Environmentalism and Animal Rights ~Ayn Rand

Environmentalism and Animal Rights More


"[O]bserve that in all the propaganda of the ecologists—amidst all their appeals to nature and pleas for "harmony with nature"—there is no discussion of man's needs and the requirements of his survival. Man is treated as if he were an unnatural phenomenon. Man cannot survive in the kind of state of nature that the ecologists envision—i.e., on the level of sea urchins or polar bears. . . .

In order to survive, man has to discover and produce everything he needs, which means that he has to alter his background and adapt it to his needs. Nature has not equipped him for adapting himself to his background in the manner of animals. From the most primitive cultures to the most advanced civilizations, man has had to manufacture things; his well-being depends on his success at production.
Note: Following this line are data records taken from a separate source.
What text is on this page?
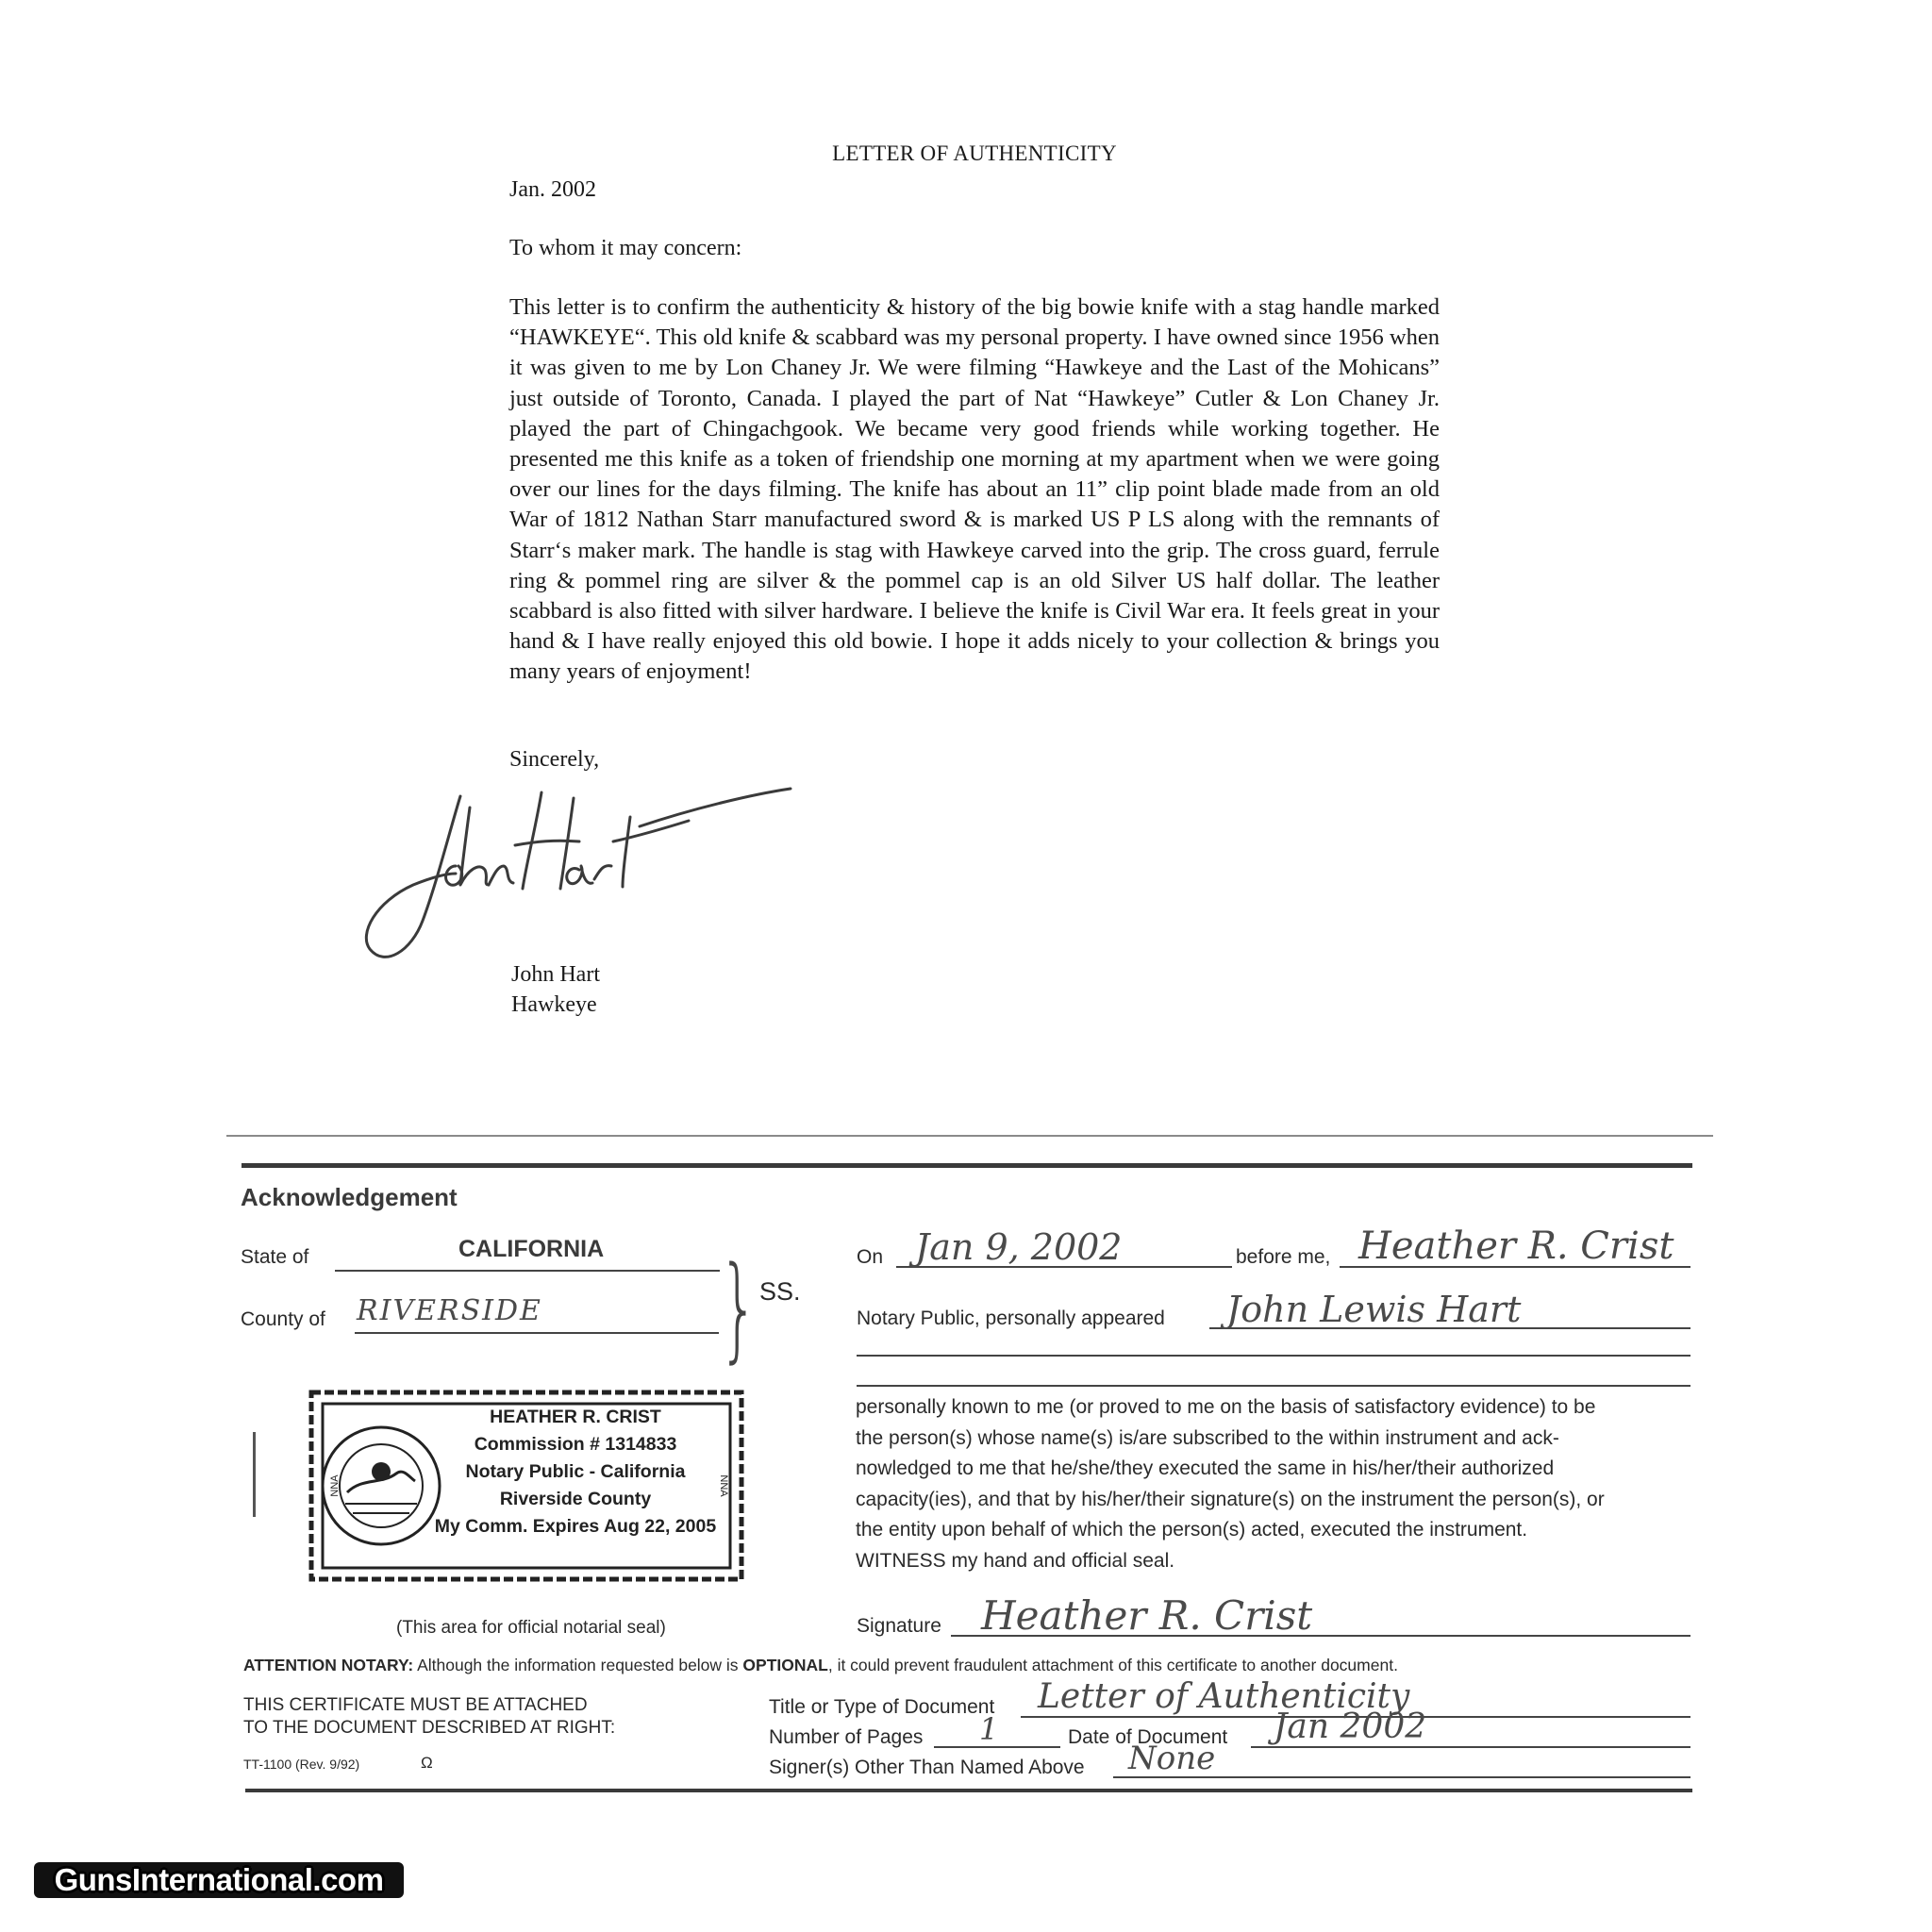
LETTER OF AUTHENTICITY
Jan. 2002
To whom it may concern:
This letter is to confirm the authenticity & history of the big bowie knife with a stag handle marked “HAWKEYE“. This old knife & scabbard was my personal property. I have owned since 1956 when it was given to me by Lon Chaney Jr. We were filming “Hawkeye and the Last of the Mohicans” just outside of Toronto, Canada. I played the part of Nat “Hawkeye” Cutler & Lon Chaney Jr. played the part of Chingachgook. We became very good friends while working together. He presented me this knife as a token of friendship one morning at my apartment when we were going over our lines for the days filming. The knife has about an 11” clip point blade made from an old War of 1812 Nathan Starr manufactured sword & is marked US P LS along with the remnants of Starr‘s maker mark. The handle is stag with Hawkeye carved into the grip. The cross guard, ferrule ring & pommel ring are silver & the pommel cap is an old Silver US half dollar. The leather scabbard is also fitted with silver hardware. I believe the knife is Civil War era. It feels great in your hand & I have really enjoyed this old bowie. I hope it adds nicely to your collection & brings you many years of enjoyment!
Sincerely,
John Hart
Hawkeye
Acknowledgement
State of	CALIFORNIA
County of RIVERSIDE } SS.
On Jan 9, 2002	before me, Heather R. Crist
Notary Public, personally appeared John Lewis Hart
personally known to me (or proved to me on the basis of satisfactory evidence) to be
the person(s) whose name(s) is/are subscribed to the within instrument and ack-
nowledged to me that he/she/they executed the same in his/her/their authorized
capacity(ies), and that by his/her/their signature(s) on the instrument the person(s), or
the entity upon behalf of which the person(s) acted, executed the instrument.
WITNESS my hand and official seal.
Signature Heather R. Crist
NNA	NNA
HEATHER R. CRIST
Commission # 1314833
Notary Public - California
Riverside County
My Comm. Expires Aug 22, 2005
(This area for official notarial seal)
ATTENTION NOTARY: Although the information requested below is OPTIONAL, it could prevent fraudulent attachment of this certificate to another document.
THIS CERTIFICATE MUST BE ATTACHED
TO THE DOCUMENT DESCRIBED AT RIGHT:
Title or Type of Document Letter of Authenticity
Number of Pages 1	Date of Document Jan 2002
Signer(s) Other Than Named Above None
TT-1100 (Rev. 9/92)	Ω
GunsInternational.com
The lowest human tribe cannot survive without that alleged source of pollution: fire. It is not merely symbolic that fire was the property of the gods which Prometheus brought to man. The ecologists are the new vultures swarming to extinguish that fire."

[Ayn Rand (1971), "The Anti-Industrial Revolution," Return of the Primitive, 277.]



"The nature of an ideology is not determined by majority vote—but by logic, by analyzing its essence and its necessary implications. The logic of environmentalism, for example, leads to a society without technology . . . even if various environmentalists . . . would deny this . . . The full implications of an ideology’s central principle are often evaded by its adherents.
[Peter Schwartz (1985), "Libertarianism: The Perversion of Liberty," Voice of Reason.]